Dominic Griffin is watching…
Marvel’s Agents of S.H.I.E.L.D., ABC
Season 2, Episode 5 “A Hen In The Wolfhouse”
Last season of S.H.I.E.L.D. felt aggressively like a CBS prime time procedural that happened to reference The Avengers every ten minutes, but now that they’ve found their footing (and some ex-Alias writers) the show feels much more like what Heroes always aspired to be: a silver screen comic book, situated equidistant to its twin poles of influence–soap operas and pulp serials. This episode deftly balances some well done spy-fi suspense, with Agent Simmons outed as being undercover in HYDRA, alongside some garden tending with the core cast’s various dangling plot threads.
The disgraced traitor Ward gets some screen time, thankfully, as his character finally has something interesting going for him (even if that point of interest is batshit insanity). The neverending ex-wife jokes newcomer Lance Hunter keeps spewing finally pay off as Adrianne Palicki joins the cast as his former spouse Bobbi Morse.

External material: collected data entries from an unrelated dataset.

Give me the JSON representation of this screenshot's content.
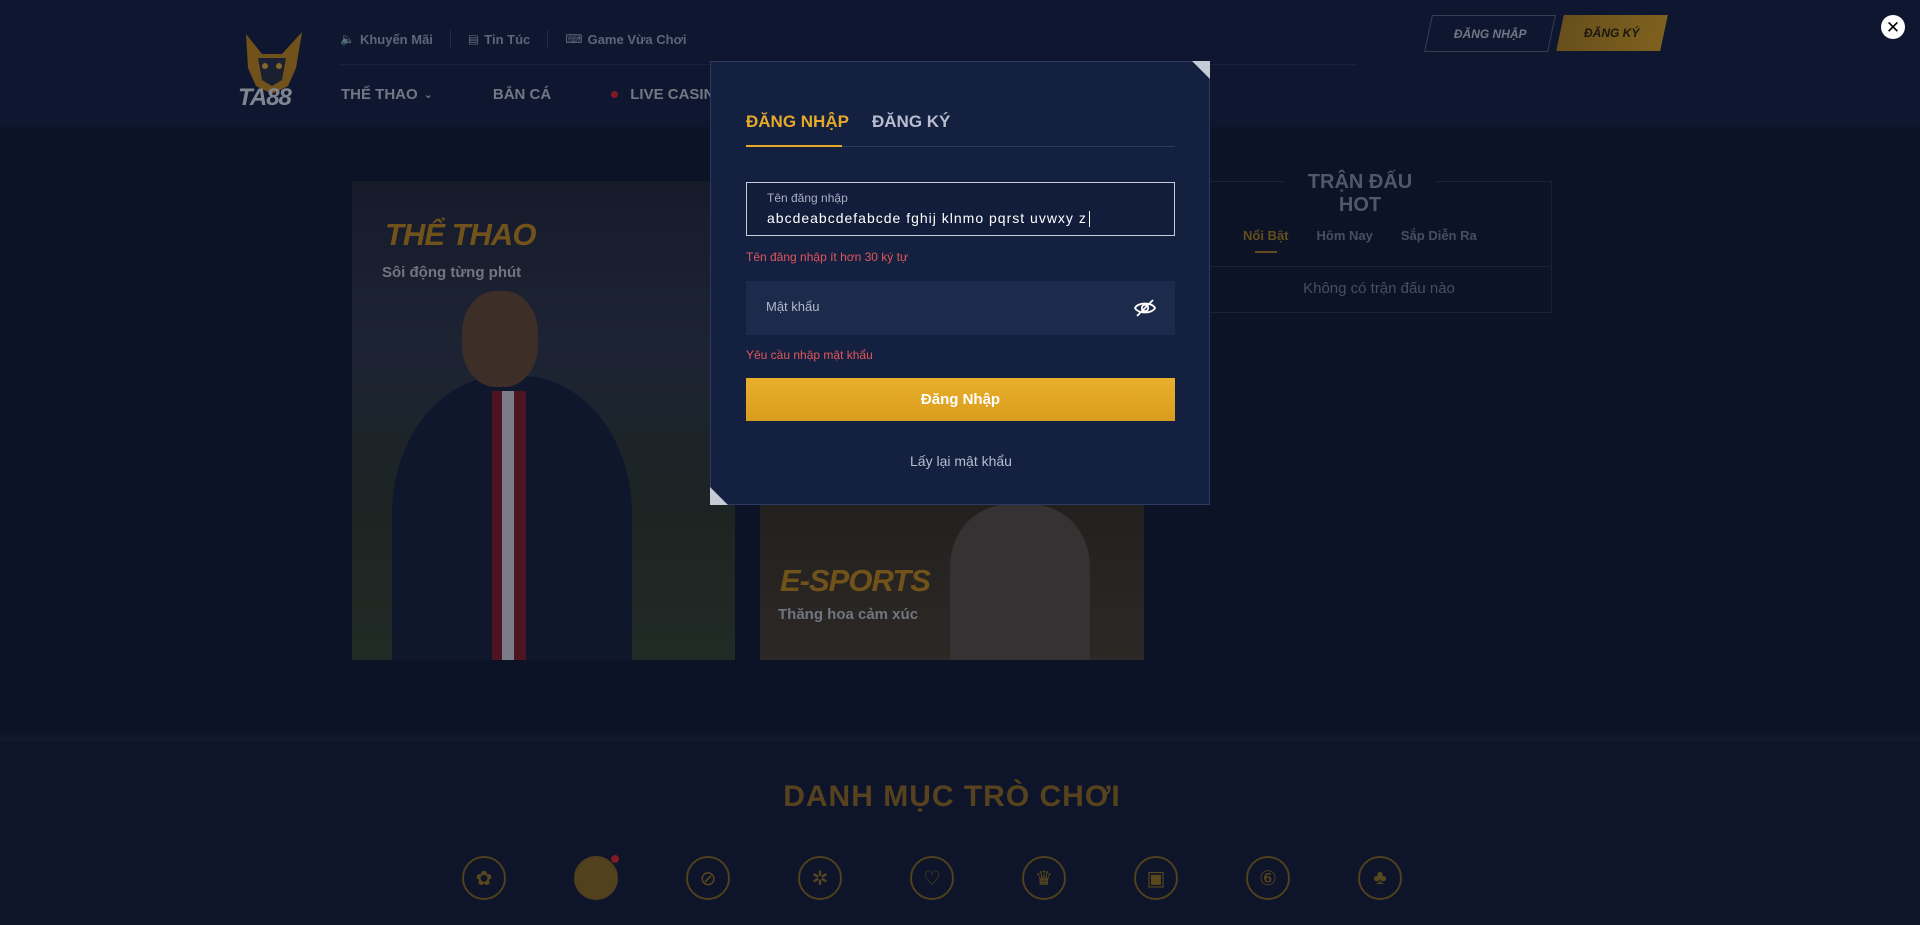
{
  "header": {
    "logo_text": "TA88",
    "top_links": [
      {
        "label": "Khuyến Mãi",
        "icon": "speaker-icon"
      },
      {
        "label": "Tin Túc",
        "icon": "document-icon"
      },
      {
        "label": "Game Vừa Chơi",
        "icon": "gamepad-icon"
      }
    ],
    "main_nav": [
      "THỂ THAO",
      "BẮN CÁ",
      "LIVE CASINO"
    ],
    "login_button": "ĐĂNG NHẬP",
    "register_button": "ĐĂNG KÝ"
  },
  "cards": {
    "sports": {
      "title": "THỂ THAO",
      "subtitle": "Sôi động từng phút"
    },
    "esports": {
      "title": "E-SPORTS",
      "subtitle": "Thăng hoa cảm xúc"
    }
  },
  "hot_matches": {
    "title": "TRẬN ĐẤU HOT",
    "tabs": [
      "Nổi Bật",
      "Hôm Nay",
      "Sắp Diễn Ra"
    ],
    "empty": "Không có trận đấu nào"
  },
  "categories": {
    "title": "DANH MỤC TRÒ CHƠI"
  },
  "modal": {
    "tab_login": "ĐĂNG NHẬP",
    "tab_register": "ĐĂNG KÝ",
    "username_label": "Tên đăng nhập",
    "username_value": "abcdeabcdefabcde fghij klnmo pqrst uvwxy z",
    "username_error": "Tên đăng nhập ít hơn 30 ký tự",
    "password_placeholder": "Mật khẩu",
    "password_error": "Yêu cầu nhập mật khẩu",
    "submit": "Đăng Nhập",
    "forgot": "Lấy lại mật khẩu"
  },
  "colors": {
    "accent": "#e5a92a",
    "error": "#e2565c",
    "background": "#111a33"
  }
}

The weird tension between Coulson and Skye continues. I don’t particularly like or buy their father/daughter bullshit, even if it does give amazing guest star Kyle MacLachlan a motivation for teaming with his enemies. Despite straddling many genres, at its heart this show feels like a fucked up workplace comedy and Coulson is less a concerned/conflicted patriarch than a shitty boss who can’t consistently put his foot down. This is what happens when Nick Fury leaves to walk the Earth like Caine in Kung Fu.

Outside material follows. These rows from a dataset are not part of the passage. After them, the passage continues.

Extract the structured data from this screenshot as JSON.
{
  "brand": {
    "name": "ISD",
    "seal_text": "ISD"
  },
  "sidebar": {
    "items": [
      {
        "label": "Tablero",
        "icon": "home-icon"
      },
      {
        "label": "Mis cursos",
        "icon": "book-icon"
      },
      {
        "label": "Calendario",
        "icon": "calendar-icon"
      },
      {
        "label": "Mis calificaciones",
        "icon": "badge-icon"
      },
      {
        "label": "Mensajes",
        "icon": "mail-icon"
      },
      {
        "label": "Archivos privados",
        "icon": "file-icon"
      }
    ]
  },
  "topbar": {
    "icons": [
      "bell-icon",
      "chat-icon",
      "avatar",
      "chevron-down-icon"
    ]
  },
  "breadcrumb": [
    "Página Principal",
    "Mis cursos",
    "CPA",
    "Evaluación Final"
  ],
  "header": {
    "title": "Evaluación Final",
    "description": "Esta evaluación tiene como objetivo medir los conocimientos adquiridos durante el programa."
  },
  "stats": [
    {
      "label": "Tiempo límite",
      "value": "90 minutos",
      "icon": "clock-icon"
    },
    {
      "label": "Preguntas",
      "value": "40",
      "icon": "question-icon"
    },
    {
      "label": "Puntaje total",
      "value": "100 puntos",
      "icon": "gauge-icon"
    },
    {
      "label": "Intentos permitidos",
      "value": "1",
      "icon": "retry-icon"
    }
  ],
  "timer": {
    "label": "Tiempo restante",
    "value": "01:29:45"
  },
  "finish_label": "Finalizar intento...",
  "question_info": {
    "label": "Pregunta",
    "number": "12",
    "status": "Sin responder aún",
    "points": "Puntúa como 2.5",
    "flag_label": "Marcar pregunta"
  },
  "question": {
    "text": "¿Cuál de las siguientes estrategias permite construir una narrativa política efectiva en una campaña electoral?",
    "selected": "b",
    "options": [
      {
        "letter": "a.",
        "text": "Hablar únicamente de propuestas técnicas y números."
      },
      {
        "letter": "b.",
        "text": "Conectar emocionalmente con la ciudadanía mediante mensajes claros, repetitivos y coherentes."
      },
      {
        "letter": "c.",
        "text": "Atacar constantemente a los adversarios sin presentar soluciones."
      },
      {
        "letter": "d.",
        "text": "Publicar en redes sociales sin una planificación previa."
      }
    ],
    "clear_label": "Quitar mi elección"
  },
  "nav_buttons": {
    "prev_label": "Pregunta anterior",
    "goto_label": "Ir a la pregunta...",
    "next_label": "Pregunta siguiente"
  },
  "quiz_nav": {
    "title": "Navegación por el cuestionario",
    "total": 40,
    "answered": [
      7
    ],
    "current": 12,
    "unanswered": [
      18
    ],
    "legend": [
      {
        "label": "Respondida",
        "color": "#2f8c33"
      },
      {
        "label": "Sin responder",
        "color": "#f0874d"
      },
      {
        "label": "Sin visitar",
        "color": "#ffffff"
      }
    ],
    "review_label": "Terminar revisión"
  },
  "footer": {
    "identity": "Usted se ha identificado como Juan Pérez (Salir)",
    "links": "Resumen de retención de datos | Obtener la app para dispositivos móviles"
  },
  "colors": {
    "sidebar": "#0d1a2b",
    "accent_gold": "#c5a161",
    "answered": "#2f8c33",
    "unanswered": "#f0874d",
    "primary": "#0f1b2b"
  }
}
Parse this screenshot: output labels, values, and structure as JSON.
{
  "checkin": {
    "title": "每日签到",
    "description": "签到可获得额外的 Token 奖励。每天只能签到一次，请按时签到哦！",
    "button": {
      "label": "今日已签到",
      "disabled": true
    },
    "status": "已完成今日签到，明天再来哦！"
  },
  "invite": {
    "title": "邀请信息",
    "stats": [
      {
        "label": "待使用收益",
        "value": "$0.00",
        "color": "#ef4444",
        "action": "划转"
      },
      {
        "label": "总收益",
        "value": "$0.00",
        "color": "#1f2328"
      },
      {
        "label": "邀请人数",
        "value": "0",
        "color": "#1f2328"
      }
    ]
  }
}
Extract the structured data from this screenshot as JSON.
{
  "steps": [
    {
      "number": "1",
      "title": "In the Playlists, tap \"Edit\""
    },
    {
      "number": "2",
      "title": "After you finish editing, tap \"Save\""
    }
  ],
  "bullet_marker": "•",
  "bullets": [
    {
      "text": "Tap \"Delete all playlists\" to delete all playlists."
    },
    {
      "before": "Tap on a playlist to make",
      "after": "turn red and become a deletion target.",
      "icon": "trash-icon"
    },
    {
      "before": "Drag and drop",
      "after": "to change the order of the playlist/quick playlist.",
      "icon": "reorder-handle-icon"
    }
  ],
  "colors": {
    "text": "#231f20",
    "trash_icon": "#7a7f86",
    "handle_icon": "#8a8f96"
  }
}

The show manages to be fun and thrilling in the MCU tradition without needing to constantly wink at the audience. Hopefully they stay on this current path.
Episode Highlight: Ruth Negga as Raina. Just, you know, anything she chooses to do. She’s just wonderful.
Joe Stando is watching…
Steven Universe, Cartoon Network
Episode 30, “Island Adventure”
Cartoon Network is running a lot of really outstanding shows right now. I could go on for hours about how the success of shows like Adventure Time has encouraged a new generation of animators and creators to be more bold and personal in their work. But of their current crop, Steven Universe is far and away the show that has touched me the deepest. Beyond its gorgeous character and background designs, goofy humor, and sweet, unassuming music, SU has the ability to regularly hit powerful emotional beats that leave me speechless or misty-eyed.
“Island Adventure” is no slouch in that department. It’s the closest focus we’ve seen yet on Steven’s friends Lars and Sadie from the donut shop, two characters who have so far lived in the background. There’s a lot going on, including confirmation of a crush/attraction between the two and a chance to look a little bit passed their one-dimensional exteriors. Lars is still a jerk, but we kind of get an idea of why he’s a jerk. Sadie has a crush on him, but it’s more complicated than that, and it’ll definitely resonant with anyone who’s had a friend (or maybe it was you) who’s liked someone who’s clearly bad news. We didn’t get a whole lot of additions to the show’s burgeoning mythology, but what could’ve easily been a filler episode ended up as a fun and touching take on a basic desert island plot.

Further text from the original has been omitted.